D'ailleurs mon pote Simon, lui il a sa technique : il va courir. Il dit que ça défoule et que pendant qu'il court, les idées s'arrangent toutes seules. Moi perso je déteste courir donc je fais autrement. Un bon film nul, un appel à un ami de confiance... Chacun son truc finalement.
Analyser sans se flageller (trop)
Alors là c'est le moment délicat. Parce que si tu t'y prends mal, tu vas juste t'enfoncer. Moi je note toujours trois questions sur un cahier - oui un vrai cahier, le papier ça fait du bien des fois :
- Qu'est-ce qui n'a pas marché VRAIMENT ?

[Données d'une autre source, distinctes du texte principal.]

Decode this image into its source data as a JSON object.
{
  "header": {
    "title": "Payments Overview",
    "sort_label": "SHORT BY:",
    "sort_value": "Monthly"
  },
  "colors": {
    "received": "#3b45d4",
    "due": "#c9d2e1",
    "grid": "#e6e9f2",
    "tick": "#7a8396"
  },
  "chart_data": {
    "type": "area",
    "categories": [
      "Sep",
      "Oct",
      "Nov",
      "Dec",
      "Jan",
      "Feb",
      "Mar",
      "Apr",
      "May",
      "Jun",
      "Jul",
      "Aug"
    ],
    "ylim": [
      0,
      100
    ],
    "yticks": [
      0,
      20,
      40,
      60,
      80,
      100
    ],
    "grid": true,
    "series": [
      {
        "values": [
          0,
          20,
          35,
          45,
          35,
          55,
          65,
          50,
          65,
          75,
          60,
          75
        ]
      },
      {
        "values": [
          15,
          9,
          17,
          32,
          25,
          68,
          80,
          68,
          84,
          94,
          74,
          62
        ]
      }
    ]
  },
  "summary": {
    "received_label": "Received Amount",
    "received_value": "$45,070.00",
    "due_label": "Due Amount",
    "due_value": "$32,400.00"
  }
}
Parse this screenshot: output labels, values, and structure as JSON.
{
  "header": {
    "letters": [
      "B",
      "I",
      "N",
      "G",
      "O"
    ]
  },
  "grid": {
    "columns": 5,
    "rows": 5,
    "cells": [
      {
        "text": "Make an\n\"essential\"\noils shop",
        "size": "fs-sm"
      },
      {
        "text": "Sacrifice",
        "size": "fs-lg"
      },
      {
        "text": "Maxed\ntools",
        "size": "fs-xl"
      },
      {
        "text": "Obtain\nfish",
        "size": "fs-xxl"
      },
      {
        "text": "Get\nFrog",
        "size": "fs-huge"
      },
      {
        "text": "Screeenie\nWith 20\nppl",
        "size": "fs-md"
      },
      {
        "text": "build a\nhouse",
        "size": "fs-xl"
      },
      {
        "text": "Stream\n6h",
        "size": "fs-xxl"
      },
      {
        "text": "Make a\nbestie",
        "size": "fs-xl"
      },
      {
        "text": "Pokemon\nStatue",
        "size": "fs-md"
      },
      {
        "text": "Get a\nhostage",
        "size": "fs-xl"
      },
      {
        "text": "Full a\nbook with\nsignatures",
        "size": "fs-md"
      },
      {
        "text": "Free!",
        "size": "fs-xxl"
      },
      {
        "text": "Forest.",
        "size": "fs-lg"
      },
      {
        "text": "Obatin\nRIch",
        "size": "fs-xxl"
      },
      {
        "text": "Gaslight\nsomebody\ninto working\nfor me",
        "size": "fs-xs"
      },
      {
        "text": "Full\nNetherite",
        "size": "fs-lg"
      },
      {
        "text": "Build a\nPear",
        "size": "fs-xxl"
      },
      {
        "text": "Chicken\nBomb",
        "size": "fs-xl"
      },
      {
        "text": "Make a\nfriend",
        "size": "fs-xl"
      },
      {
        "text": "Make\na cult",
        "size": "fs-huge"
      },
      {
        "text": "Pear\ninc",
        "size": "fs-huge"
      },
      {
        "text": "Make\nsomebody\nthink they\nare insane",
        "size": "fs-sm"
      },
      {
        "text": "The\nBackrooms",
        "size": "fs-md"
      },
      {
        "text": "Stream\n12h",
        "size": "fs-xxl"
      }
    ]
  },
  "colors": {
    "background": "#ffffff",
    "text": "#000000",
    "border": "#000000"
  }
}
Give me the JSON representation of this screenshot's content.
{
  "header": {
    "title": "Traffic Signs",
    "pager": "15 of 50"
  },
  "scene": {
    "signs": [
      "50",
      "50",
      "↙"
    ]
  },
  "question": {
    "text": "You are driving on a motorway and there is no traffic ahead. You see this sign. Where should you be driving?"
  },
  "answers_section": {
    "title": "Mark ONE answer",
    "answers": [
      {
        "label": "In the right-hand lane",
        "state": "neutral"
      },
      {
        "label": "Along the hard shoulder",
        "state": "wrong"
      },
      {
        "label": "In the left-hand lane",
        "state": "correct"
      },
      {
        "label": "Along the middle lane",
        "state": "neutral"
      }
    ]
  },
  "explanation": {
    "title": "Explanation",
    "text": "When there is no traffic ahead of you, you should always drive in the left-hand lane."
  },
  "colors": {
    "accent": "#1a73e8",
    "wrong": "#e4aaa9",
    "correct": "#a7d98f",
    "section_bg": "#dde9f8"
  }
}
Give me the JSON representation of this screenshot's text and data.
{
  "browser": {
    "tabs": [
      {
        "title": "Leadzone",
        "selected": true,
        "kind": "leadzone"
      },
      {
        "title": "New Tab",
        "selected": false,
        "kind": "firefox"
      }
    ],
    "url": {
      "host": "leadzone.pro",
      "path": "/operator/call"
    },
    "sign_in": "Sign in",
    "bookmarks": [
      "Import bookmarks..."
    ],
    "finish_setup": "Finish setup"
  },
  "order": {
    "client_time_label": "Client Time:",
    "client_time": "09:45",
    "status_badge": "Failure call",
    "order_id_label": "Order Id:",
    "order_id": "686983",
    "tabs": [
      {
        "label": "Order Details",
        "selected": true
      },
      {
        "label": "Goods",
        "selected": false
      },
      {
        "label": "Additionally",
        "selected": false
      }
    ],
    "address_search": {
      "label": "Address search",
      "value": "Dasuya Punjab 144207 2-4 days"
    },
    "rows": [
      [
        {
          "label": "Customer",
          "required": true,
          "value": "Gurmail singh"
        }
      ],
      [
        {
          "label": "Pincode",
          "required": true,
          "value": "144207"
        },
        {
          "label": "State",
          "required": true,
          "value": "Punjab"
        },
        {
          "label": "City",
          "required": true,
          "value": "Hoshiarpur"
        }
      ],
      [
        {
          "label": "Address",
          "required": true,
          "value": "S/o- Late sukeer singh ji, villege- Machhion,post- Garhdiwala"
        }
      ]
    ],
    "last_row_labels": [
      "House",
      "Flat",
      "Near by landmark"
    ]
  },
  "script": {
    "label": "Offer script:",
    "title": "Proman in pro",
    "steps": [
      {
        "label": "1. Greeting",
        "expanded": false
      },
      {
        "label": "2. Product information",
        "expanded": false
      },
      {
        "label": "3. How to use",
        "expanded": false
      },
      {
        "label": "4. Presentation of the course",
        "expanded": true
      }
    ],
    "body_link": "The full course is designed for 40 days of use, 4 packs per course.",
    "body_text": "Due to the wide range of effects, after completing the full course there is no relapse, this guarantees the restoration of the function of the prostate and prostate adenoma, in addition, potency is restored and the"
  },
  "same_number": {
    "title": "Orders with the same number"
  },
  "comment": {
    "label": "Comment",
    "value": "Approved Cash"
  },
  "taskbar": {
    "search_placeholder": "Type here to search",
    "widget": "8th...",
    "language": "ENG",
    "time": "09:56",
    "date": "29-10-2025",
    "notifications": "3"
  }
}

- Qu'est-ce que j'ai bien fait malgré tout ?
- La prochaine fois, je change quoi ?
C'est bête mais ça structure. Et surtout ça empêche de tomber dans le « je suis nul sur toute la ligne » qui sert à rien.
Petite parenthèse sur l'auto-compassion
Je sais, le terme fait un peu psy de magazine. Mais bon, en vrai c'est important. Tu parlerais pas à ton meilleur pote comme tu te parles à toi-même après un échec, non ? Voilà. Alors pourquoi on se permet des trucs qu'on dirait jamais à quelqu'un qu'on aime ?
Reprendre en main, mais par petits pas
Le piège classique ? Vouloir tout rattraper d'un coup. Sauf que souvent ça foire encore plus. Moi j'ai testé la méthode « micro-actions ». Après mon ratage de présentation justement, j'ai commencé par refaire juste l'intro devant mon chat. Puis devant deux collègues. Puis... Bon le chat était pas hyper impressionné mais au moins j'ai repris confiance.
Des fois c'est tout con : envoyer un mail que tu retardes, appeler un client que t'as peur de rappeler... Chaque petite victoire ça reconstruit.
Et si c'était une chance finalement ?
Je dis pas ça pour faire le mec positif à tout prix, des fois ça m'agace ce discours. Mais regarde : la plupart des gens qui réussissent super bien ont une collection d'échecs impressionnante. C'est comme si chaque plantage t'apprenait un truc que les succès t'apprennent pas.
D'ailleurs, tu savais que le premier livre de J.K. Rowling s'est fait refuser 12 fois ? 12 ! Imagine si elle avait arrêté après le 3ème...
Bon après je dis pas qu'il faut chercher à échouer hein. Mais quand ça arrive, autant en tirer quelque chose.
Et toi alors ? Ta pire galère qui finalement t'a appris un truc précieux ? Franchement, des fois ça fait du bien d'en parler.